Saudi Arabia looks on Daesh as a troublesome competitor for the allegiance of Sunni Wahhabists and Islamists throughout the world.

Daesh, by actually building a quasi-state power with many similarities to Saudi Arabia, has created huge embarrassment for the Saudi tyrants and their allies.

Turkey’s president Erdogan pursues a different model of authoritarian Islamism, and has had a useful modus vivendi with Daesh. Erdogan allowed and encouraged Daesh’s war on the Rojavan Kurds. In return Daesh did little that might destabilise Erdogan’s rule.

Al Qaeda and Daesh have built their organisations with anti-Shia atrocities, particularly in Iraq. But Daesh has not targeted Turkey’s 25% Shia minority, the Alevi.

Erdogan was a close ally of Morsi in Egypt. Morsi’s removal from power and the outlawing of his Muslim Brotherhood by the new military-dominated regime in Egypt were strongly supported by Saudi Arabia.

Audacious international action against Daesh would create considerable problems for Erdogan. Like the Saudis, but for different reasons, he will want to allow Daesh supporters to be reorganised under the leadership of the safer Wahhabism of the Saudi regime.

The US is unwilling to repeat an Iraq-style occupation in Syria.

It has instead invested in attempts to organise pro-US militias in Syria. Those attempts have been spectacular failures, with those US-trained groups being gobbled up by Islamist militias. For now, the US and its allies are allowing the Saudis to become the paymasters for most of the militias and to shape them politically. This could become a major cause of embarrassment to them.

On top of all the political complications, there are economic ones.

Syria is both a source of hydrocarbon fuels and a potential route for gas and oil pipelines. There are two rival pipeline plans: Iran-Iraq-Syria-Turkey, and Qatar-Saudi-Jordan-Syria-Turkey. Some analysts have argued that Qatar’s involvement in Syria stems from Assad blocking the Qatar-Turkey line.

If contiguous Iranian-dominated and Shia-dominated territory can be consolidated across Syria-Iraq-Iran, that gets in the way of Sunni co-operation between the Gulf states and Turkey. With Iran coming out of the cold of US sanctions, Iran may want to position itself as a big supplier to Turkey and beyond that to Europe.

The external powers want peace in Syria — at least, enough of it to allow stability for business — but they have competing interests to be served by that peace.

And the continuing war feeds profits in the arms industry. The US arms industry currently sells Saudi and the UAE $8 billion per year in equipment alone. Britain and France are not far behind. There will be strong business pressures to allow Saudi Arabia to continue to invest in arming forces in Syria.
In 2014 $92.7 million of arms were bought from Bulgaria alone to be supplied to Syrian militias by Saudi Arabia. Without such arms supplies and subsidies, the militias and armies in Syria could not continue their war.

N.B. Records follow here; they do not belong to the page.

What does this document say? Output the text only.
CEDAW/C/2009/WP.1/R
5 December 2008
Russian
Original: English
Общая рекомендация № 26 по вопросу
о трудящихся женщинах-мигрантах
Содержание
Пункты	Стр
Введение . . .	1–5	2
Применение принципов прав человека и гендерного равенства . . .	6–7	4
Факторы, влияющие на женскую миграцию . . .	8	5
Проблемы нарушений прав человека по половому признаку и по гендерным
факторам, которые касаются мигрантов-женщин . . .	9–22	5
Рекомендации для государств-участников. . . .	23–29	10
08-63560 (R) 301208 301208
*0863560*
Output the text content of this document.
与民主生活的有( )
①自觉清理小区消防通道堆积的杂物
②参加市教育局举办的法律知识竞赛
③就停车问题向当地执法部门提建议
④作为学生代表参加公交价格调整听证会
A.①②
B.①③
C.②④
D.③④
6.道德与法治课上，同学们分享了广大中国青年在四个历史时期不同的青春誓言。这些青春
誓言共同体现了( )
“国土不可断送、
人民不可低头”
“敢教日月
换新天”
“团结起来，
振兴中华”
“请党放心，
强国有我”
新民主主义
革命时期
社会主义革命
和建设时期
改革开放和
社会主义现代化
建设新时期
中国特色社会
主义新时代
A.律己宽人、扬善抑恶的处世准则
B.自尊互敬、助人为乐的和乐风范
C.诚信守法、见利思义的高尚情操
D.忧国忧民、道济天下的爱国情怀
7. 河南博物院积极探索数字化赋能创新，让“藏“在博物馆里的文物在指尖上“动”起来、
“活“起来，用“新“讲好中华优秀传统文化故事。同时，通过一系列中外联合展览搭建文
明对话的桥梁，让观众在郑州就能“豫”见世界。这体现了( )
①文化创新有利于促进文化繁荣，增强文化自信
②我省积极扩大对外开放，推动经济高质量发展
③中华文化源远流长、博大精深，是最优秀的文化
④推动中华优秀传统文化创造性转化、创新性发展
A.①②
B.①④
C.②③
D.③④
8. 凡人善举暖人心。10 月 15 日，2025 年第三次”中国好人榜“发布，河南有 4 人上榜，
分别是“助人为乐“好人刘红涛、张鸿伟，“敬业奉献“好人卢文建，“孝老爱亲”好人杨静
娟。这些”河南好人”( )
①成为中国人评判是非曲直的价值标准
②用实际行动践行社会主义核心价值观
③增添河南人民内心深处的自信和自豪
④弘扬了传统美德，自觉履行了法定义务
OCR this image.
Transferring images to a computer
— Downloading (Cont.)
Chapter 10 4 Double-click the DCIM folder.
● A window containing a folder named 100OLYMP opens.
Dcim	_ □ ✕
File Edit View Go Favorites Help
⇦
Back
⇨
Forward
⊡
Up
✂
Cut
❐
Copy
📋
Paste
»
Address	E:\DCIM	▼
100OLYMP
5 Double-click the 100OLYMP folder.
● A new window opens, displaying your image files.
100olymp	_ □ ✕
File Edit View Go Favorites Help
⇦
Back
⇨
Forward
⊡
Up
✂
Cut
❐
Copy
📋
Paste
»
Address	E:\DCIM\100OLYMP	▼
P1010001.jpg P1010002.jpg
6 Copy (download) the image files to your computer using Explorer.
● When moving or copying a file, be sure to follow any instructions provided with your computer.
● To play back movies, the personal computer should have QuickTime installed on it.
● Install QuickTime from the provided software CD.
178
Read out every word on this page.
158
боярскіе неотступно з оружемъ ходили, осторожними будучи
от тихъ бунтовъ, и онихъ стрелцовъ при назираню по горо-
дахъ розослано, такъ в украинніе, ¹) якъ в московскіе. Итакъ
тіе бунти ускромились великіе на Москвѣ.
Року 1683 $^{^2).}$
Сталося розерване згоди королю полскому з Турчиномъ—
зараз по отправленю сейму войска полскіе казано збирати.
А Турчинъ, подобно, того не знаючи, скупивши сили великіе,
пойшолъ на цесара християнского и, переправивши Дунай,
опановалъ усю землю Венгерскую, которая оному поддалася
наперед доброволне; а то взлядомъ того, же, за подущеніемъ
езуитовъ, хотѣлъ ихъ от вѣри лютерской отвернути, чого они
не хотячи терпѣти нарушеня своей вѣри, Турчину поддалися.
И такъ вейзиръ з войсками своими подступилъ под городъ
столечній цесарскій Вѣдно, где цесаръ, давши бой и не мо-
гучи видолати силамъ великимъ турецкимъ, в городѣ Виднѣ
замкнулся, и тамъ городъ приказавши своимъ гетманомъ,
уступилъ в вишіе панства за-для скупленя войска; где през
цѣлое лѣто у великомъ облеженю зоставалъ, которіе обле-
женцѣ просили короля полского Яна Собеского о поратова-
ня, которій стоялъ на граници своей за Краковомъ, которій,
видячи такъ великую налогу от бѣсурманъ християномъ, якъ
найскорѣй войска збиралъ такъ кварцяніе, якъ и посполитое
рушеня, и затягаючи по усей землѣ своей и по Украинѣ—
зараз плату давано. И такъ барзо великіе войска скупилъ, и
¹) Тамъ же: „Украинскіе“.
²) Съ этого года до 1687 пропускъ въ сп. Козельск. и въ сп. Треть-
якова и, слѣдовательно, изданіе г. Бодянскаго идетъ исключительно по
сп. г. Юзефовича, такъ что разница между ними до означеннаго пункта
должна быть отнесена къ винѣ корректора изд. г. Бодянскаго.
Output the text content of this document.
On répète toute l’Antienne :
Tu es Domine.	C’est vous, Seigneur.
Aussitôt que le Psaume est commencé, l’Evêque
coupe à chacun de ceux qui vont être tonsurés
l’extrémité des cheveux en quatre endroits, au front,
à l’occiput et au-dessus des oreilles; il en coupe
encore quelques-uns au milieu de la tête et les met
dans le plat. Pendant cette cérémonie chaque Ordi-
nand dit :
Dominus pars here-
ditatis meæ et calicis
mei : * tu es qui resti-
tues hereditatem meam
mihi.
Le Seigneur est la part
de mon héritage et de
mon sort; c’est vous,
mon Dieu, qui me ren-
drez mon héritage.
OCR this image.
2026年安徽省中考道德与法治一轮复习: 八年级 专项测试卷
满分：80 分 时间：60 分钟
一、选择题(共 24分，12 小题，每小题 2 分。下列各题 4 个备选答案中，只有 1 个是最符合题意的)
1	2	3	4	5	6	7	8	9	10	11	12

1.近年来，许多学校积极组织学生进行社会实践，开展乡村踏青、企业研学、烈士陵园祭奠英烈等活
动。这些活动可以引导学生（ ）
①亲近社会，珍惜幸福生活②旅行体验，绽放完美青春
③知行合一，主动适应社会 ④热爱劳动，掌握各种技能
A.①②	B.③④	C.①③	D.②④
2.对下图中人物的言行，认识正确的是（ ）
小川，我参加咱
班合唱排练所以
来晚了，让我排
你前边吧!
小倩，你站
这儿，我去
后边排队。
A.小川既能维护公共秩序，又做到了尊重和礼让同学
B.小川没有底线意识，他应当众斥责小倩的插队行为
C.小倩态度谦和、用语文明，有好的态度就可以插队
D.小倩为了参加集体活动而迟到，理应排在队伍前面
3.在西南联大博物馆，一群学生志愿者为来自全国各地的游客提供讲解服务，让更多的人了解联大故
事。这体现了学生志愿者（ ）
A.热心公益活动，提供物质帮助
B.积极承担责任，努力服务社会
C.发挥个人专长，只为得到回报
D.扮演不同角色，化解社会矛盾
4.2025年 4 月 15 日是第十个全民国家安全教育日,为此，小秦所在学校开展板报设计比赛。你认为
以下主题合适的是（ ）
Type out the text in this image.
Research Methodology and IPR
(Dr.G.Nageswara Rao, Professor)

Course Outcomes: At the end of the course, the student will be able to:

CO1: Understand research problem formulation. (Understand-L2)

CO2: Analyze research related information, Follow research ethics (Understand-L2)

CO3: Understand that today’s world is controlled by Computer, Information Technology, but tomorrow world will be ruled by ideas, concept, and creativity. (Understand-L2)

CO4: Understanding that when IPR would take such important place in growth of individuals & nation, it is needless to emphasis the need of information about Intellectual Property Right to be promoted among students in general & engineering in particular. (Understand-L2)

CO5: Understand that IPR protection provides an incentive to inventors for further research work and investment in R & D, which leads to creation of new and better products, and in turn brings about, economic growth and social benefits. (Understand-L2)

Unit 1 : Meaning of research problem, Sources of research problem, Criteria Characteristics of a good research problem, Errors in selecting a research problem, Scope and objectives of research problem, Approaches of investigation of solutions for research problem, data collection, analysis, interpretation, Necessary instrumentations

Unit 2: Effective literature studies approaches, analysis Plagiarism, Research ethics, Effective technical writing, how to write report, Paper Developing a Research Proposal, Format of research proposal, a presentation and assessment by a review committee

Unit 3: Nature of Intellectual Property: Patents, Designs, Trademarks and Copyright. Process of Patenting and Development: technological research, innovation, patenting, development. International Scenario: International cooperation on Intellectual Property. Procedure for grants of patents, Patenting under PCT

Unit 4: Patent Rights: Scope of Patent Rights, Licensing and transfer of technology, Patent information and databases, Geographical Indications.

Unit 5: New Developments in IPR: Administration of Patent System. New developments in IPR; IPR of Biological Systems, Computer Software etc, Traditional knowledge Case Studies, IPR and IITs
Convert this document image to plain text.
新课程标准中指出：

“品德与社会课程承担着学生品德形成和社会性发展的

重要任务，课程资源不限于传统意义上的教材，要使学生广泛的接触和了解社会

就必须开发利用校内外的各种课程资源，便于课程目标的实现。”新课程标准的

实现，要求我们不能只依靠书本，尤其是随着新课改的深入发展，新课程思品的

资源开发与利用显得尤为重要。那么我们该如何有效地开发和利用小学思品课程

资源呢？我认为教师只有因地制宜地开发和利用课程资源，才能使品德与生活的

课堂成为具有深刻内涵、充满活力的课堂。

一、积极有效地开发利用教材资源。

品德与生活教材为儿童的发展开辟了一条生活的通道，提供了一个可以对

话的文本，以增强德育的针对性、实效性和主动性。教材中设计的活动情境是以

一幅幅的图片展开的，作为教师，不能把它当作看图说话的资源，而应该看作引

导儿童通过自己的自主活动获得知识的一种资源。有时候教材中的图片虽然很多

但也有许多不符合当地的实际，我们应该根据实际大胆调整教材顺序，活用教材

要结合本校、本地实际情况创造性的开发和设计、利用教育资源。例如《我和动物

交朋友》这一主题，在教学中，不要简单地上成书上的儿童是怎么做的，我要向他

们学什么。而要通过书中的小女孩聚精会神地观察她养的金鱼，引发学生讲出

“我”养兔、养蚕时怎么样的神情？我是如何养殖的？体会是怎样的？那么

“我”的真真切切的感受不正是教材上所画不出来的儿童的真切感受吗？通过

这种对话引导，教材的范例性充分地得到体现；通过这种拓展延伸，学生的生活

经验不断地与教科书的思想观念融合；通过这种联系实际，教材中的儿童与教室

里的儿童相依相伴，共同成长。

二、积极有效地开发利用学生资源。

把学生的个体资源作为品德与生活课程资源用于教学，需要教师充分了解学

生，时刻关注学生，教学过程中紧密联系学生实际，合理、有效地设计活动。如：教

Syria is separating out along sectarian lines.

UN-negotiated evacuations have taken 126 Sunni rebel fighters and civilians from Zabadani, north west of Damascus, an enclave surrounded and bombarded by government forces and their Hezbollah allies.

Simultaneously 336 injured defenders were evacuated from two northern Shia villages, al-Foua and Kefraya, besieged by Jaysh el Fateh, a collective of opposition groups that includes Ahrar al-Sham and the al-Qaeda affiliated al-Nusra Front. The Shia will go to Turkey and then be relocated to government-held areas in Syria.

On 26 December an agreement broke down to evacuate 2000 Islamist fighters and residents from the Palestinian camp in Yarmouk and south Damascus. 200 al-Nusra Front fighters were able to move from Deraa in the south to Idlib province in the north east, in exchange for Iranian officers captured by rebels.

Similar deals have seen fighters move from rebel areas of Homs.